Deshalb versuche ich es jetzt einmal, begebe mich auf die Reise durch unsere Stadt…
I Sehnsucht nach Leben
Eine junge Mutter (Linda), Anfang 30  sagt: Wonach ich mich sehne? Ach, ich will endlich mal Ruhe, endlich mal abschalten, keiner, der was von mir will „Mama“….Ich muss immer funktionieren… Und manchmal habe ich den Eindruck, ich kriege für das alles dann auch noch einen Fußtritt.“
Ich höre: die Sehnsucht nach Anerkennung, aber auch nach Ruhe, nach einer Zeitgestaltung aus eigenen Stücken, also Suche nach mehr Freiheit.
Dann ist da Thomas, Mitte 40: Ich halte es kaum mehr aus. Tag-täglich in dieser Mühle. Immer dieser grässliche Termindruck. Heute Morgen die Präsentation vor den Kollegen und dem Chef, heute Nachmittag das Kundengespräch und heute Abend wieder nacharbeiten, vorbereiten für morgen. Ja, am liebsten würde ich mal ganz raus, ein halbes Jahr auf die einsame Insel oder in die Berge…
Ganz anders Erika, Anfang 70: Sie lebt schon länger allein seit die Kinder alle aus dem Haus sind ist es lange her. Sie geht gern unter Leute,  fühlt sich zuhause einsam, möchte endlich mal wieder Ansprache: Es ist die Sehnsucht nach Nähe und Zuwendung, nach Freundschaft…
Dann ist da  Denis: 14 Jahre, gerade konfirmiert. Demnächst 9. Klasse. Schule findet er alles andere als lustig. Sie macht mich noch kaputt, nächste Woche schon wieder 4 Klassenarbeiten und das Referat letzte Woche, da ist er übel abgeschmiert… In seinem Zimmer hängt ein Plakat: Heute schon gelebt? Darauf ein junges Paar in einem offenen Cabriolet, ihre Haare fliegen im Wind, ach so ein Auto, so ein Mädchen…
Wer Durst hat, soll zu mir kommen!
  Trinken darf, wer glaubt!(evtl. von anderer Sprechstimme aus der Gemeinde!)

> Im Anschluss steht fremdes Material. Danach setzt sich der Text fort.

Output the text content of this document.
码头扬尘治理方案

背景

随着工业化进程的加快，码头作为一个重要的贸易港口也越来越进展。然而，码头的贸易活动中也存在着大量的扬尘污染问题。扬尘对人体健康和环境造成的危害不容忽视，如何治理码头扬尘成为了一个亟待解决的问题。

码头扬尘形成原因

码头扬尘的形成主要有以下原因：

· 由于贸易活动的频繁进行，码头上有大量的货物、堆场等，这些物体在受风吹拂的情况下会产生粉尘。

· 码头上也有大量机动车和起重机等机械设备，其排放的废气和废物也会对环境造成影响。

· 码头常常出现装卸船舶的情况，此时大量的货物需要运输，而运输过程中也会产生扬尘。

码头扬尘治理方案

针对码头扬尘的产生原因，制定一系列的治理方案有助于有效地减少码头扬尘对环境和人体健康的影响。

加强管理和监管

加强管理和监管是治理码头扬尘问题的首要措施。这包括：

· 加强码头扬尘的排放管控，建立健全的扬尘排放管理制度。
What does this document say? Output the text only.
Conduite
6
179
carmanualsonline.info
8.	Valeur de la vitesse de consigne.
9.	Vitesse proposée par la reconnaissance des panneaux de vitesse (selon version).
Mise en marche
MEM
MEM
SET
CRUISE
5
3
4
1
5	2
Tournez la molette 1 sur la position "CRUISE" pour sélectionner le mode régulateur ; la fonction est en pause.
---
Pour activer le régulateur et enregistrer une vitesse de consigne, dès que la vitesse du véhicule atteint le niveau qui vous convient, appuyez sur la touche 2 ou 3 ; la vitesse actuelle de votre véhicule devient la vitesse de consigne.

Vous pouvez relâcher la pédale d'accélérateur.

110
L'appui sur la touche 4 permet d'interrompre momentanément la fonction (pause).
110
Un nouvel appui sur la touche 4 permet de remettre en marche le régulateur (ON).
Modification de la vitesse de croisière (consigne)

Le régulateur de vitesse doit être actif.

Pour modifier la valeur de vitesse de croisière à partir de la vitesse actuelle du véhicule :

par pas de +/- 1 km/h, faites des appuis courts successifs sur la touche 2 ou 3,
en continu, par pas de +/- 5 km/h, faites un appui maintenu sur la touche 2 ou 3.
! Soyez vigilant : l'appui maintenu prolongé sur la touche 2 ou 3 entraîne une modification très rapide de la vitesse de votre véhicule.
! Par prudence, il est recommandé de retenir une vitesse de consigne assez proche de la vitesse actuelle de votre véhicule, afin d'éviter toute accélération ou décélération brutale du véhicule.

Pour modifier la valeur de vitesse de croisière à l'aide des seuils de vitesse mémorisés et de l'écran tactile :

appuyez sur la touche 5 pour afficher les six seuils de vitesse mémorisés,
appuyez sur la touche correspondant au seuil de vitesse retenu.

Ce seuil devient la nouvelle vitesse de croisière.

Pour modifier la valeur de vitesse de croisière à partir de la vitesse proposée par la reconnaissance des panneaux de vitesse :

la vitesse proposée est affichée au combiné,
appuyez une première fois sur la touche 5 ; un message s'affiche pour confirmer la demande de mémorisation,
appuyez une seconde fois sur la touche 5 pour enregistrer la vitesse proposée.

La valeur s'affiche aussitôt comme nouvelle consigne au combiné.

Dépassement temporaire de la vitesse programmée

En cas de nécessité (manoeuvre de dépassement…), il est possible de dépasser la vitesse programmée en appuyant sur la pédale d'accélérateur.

  Wer Durst hat, darf kommen?
  Wer spricht denn da? Fühlt sich hier denn jemand angesprochen?? Was soll das überhaupt heißen: Trinken darf, wer nur glaubt?
  Eine merkwürdige Stimme, eine Stimme wie aus einer anderen Welt…
II Land des Lebens?
Eine zweite Stimme kommt dazu:
Von deinen Sinnen hinaus gesandt,
  geh bis an deiner Sehnsucht Rand.
  Man muss nur gehen:
  Kein Gefühl ist das fernste.
  Lass dich von mir nicht trennen.
  Nah ist das Land, das sie das Leben nennen.
Spannend diese Einladung: Ja solche Stimmen kenne ich auch in mir: Nah ist das Land, das sie das Leben nennen. Geh weiter, sprich aus, wonach es dich drängt. Trau dich, deine Träume zu leben…
Aber ist es denn wirklich so nah, das Land, das Rainer Maria Rilke beschreibt, das Land, das sie das Leben nennen? Ist es nicht unendlich weit weg, zertrümmert von Bomben auf wehrlose Zivilisten und geschmolzen in Reaktorblöcken? Begraben unter wahnsinnigen Wellen riesiger Wassermassen eines Tsunami?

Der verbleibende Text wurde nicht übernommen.